O desmatamento é a principal causa para que dos 10 municípios que mais desmatam no Brasil, oito estejam na Amazônia. Veja o ranking das dez cidades:
- Altamira (Pará)
- São Félix do Xingu (Pará)
- Porto Velho (Rondônia)
- Lábrea (Amazonas)
- São Paulo (São Paulo)
- Pacajá (Pará)
- Novo Progresso (Pará)
- Rio de Janeiro (Rio de Janeiro)
- Colniza (Mato Grosso)
- Apuí (Amazonas)
Além disso, a cidade já registrou taxas de homicídios até três vezes maiores do que a média nacional, devido ao grande crescimento populacional e ao crescimento de organizações criminosas.
Belo Monte
A usina de Belo Monte é gerenciada pela empresa Norte Energia. Estudo feito por cientistas e indígenas que habitam a bacia do rio Xingu alega que a hidrelétrica prejudicou rios, peixes e modo de vida das comunidades ribeirinhas.

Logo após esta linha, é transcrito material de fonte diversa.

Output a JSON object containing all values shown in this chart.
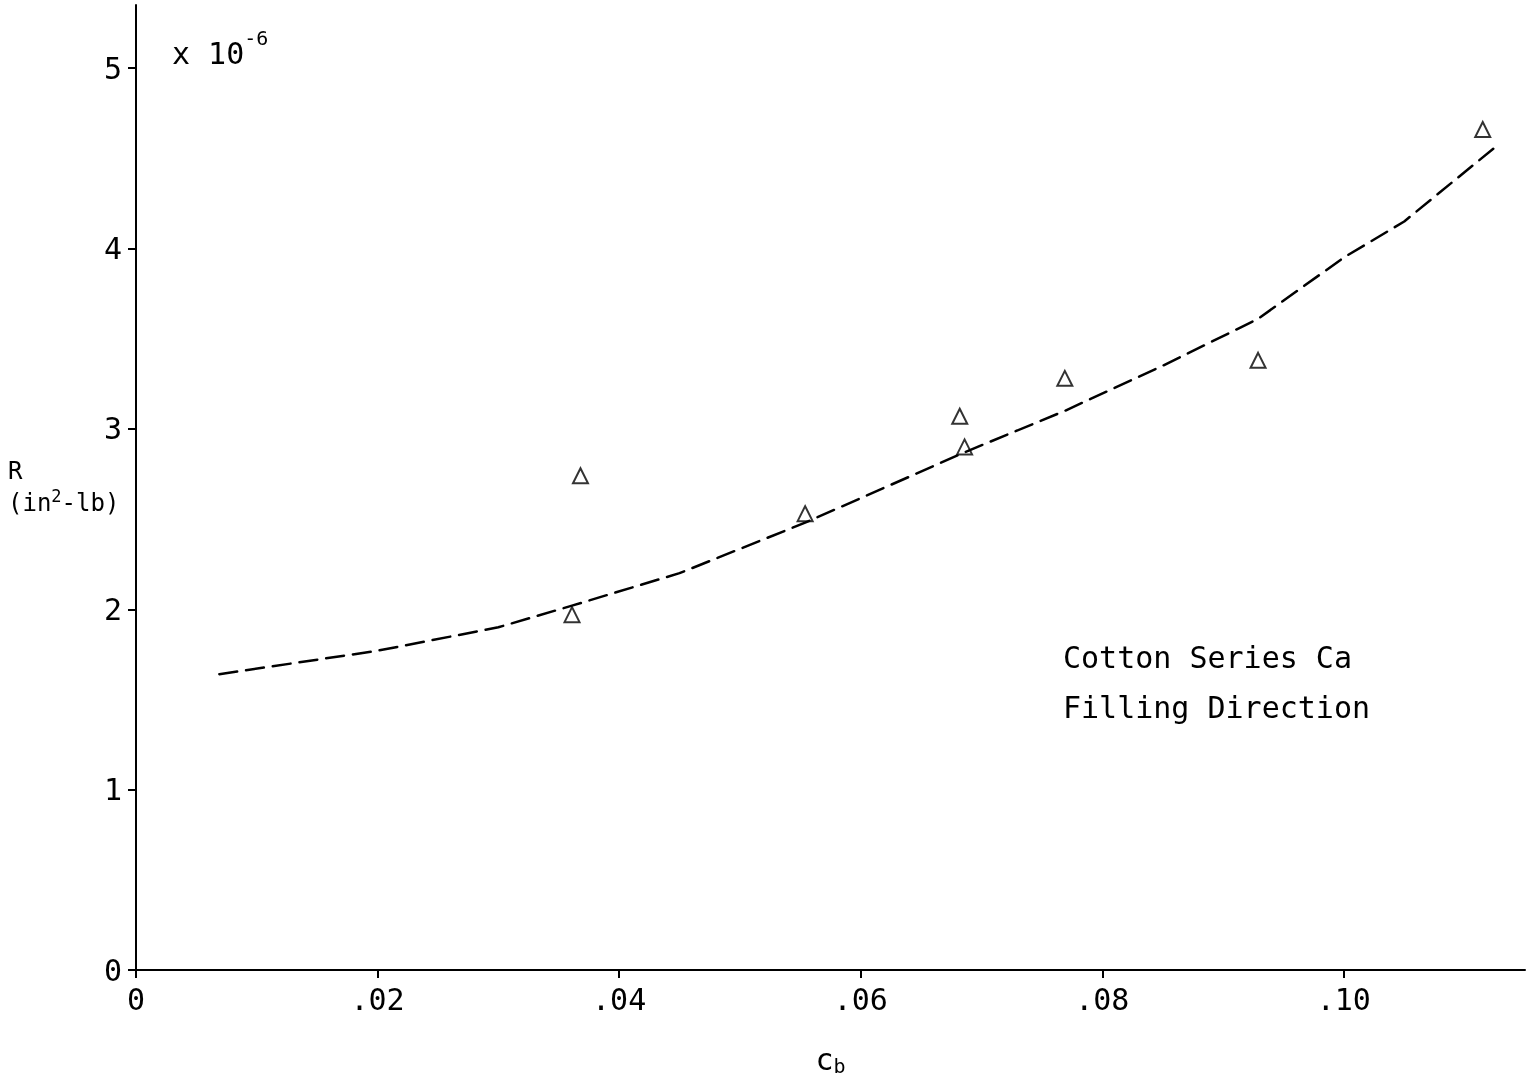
{
  "chart_data": {
    "type": "scatter",
    "xlabel": "c$_{b}$",
    "ylabel": "R\n(in$^{2}$-lb)",
    "annotations": [
      "x 10$^{-6}$",
      "Cotton Series Ca\nFilling Direction"
    ],
    "xlim": [
      0,
      0.115
    ],
    "ylim": [
      0,
      5.35
    ],
    "xticks": [
      0,
      {
        "value": 0.02,
        "label": ".02"
      },
      {
        "value": 0.04,
        "label": ".04"
      },
      {
        "value": 0.06,
        "label": ".06"
      },
      {
        "value": 0.08,
        "label": ".08"
      },
      {
        "value": 0.1,
        "label": ".10"
      }
    ],
    "yticks": [
      0,
      1,
      2,
      3,
      4,
      5
    ],
    "grid": false,
    "series": [
      {
        "type": "scatter",
        "color": "#000000",
        "marker": "triangle",
        "x": [
          0.0361,
          0.0368,
          0.0554,
          0.0682,
          0.0686,
          0.0769,
          0.0929,
          0.1115
        ],
        "values": [
          1.97,
          2.74,
          2.53,
          3.07,
          2.9,
          3.28,
          3.38,
          4.66
        ]
      },
      {
        "type": "line",
        "color": "#000000",
        "marker": "none",
        "line_style": "dashed",
        "x": [
          0.0069,
          0.02,
          0.03,
          0.0361,
          0.045,
          0.0554,
          0.0686,
          0.0769,
          0.085,
          0.0929,
          0.1,
          0.105,
          0.1125
        ],
        "values": [
          1.64,
          1.77,
          1.9,
          2.02,
          2.2,
          2.48,
          2.87,
          3.1,
          3.35,
          3.61,
          3.95,
          4.15,
          4.56
        ]
      }
    ]
  }
}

O levantamento foi publicado na revista Conservation Biology e mostra que a alteração no curso do rio aumentou a seca e afetou a pesca no município de Altamira.
A empresa dona da barragem contestou a pesquisa alegando que se tratava de antes da barragem entrar em operação. E que os danos naturais já foram levados em conta.
Legado indígena
Altamira possui forte influência indígena. Em 2025, a cidade recebeu os Jogos Indígenas do Xingu. O evento reuniu 14 etnias de povos originários com disputas esportivas, apresentações culturais e atividades ancestrais.
O município possui mais de 126 mil habitantes. No território existem 52 aldeias indígenas como Arara, Iriri, Kararaô, Kwatinemu, Marupai e Tukaya, entre muitas outras.
Além disso, a cidade é conhecida como “Princesinha do rio Xingu”, porque fica às margens de uma das principais vias fluviais do estado.
Extremamente disputado, esse município é responsável por aglomerar uma grande quantidade de grupos e interesses em um único território. Essa singularidade faz com que Altamira enfrente problemas que só uma das maiores cidades (em extensão) do mundo pode enfrentar.